An electric car is an alternative fuel automobile that uses electric motors and motor controllers for propulsion, in place of more common propulsion methods such as the internal combustion engine (ICE). Electric cars are a specifically a variety of electric vehicle intended for use as a road-going automobile. Electric cars are commonly powered by on-board battery packs, and as such are battery electric vehicles (BEVs). Other on-board energy storage methods that are expected to come into use in the future include ultracapacitors, or a spinning flywheel, which stores energy as potential energy.

Electric cars enjoyed popularity between the mid-19th century and early 20th century, when electricity was among the preferred methods for automobile propulsion, providing a level of comfort and ease of operation that could not be achieved by the gasoline cars of the time. Advanced in ICE technology soon rendered this advantage moot; the greater range of gasoline cars, quicker refueling times, and growing petroleum infrastructure, along with the mass production of gasoline vehicles by companies such Ford, which reduced prices of gasoline cars to nearly 50% of that of equivalent electric cars, effectively killed off the electric car in important markets such as the United States by the 1930s.

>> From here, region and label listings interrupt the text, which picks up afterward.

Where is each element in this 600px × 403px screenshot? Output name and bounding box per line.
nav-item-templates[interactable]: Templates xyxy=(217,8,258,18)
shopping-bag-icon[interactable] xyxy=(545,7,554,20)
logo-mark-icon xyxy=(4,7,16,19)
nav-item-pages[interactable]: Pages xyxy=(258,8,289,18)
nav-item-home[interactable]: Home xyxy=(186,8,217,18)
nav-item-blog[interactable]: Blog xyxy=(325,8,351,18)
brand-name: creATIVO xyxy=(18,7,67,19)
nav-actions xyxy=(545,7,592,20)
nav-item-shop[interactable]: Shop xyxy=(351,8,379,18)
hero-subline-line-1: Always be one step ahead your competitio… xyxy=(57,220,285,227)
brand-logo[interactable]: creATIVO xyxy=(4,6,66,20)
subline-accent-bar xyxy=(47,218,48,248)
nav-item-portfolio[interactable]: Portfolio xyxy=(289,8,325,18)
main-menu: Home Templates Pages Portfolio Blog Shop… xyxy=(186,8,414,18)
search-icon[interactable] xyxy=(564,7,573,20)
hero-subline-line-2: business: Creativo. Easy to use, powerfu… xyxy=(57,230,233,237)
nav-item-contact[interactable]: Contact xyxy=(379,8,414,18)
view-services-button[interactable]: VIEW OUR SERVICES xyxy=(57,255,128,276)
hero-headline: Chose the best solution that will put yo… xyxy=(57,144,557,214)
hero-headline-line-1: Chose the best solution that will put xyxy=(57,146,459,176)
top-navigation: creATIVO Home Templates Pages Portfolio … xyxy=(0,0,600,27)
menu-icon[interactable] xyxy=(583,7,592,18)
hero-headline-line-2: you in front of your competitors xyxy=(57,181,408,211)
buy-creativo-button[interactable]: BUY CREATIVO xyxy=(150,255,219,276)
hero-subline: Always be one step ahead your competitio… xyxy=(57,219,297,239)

In recent years, increased concerns over the environmental impact of gasoline cars, along with reduced consumer ability to pay for fuel for gasoline cars, has brought about renewed interest in electric cars, which are perceived to be more environmentally friendly and cheaper to maintain and run, despite high initial costs. Electric cars currently enjoy relative popularity in countries around the world, though they are notably absent from the roads of the United States, where electric cars briefly re-appeared in the late 90s as a response to changing government regulations. The hybrid car has become the most common form of electric car, combining a gasoline powertrain with supplementary electric motors to run the car at idle and low speeds, making use of techniques such as regenerative braking to improve its efficiency over comparable gasoline cars, while not being hampered by the limited range inherent to current battery electric cars. Hybrids are now sold by most major manufacturers, with notable models including the Toyota Prius and the forthcoming Chevrolet Volt, a plug-in hybrid which uses a fully electric drivetrain supplemented by a gasoline-powered electric generator to extend its range. As of 2009, the world's most popular battery electric car is the REVAi, which is produced by an Indian company and sold in a number of countries in Europe and Asia.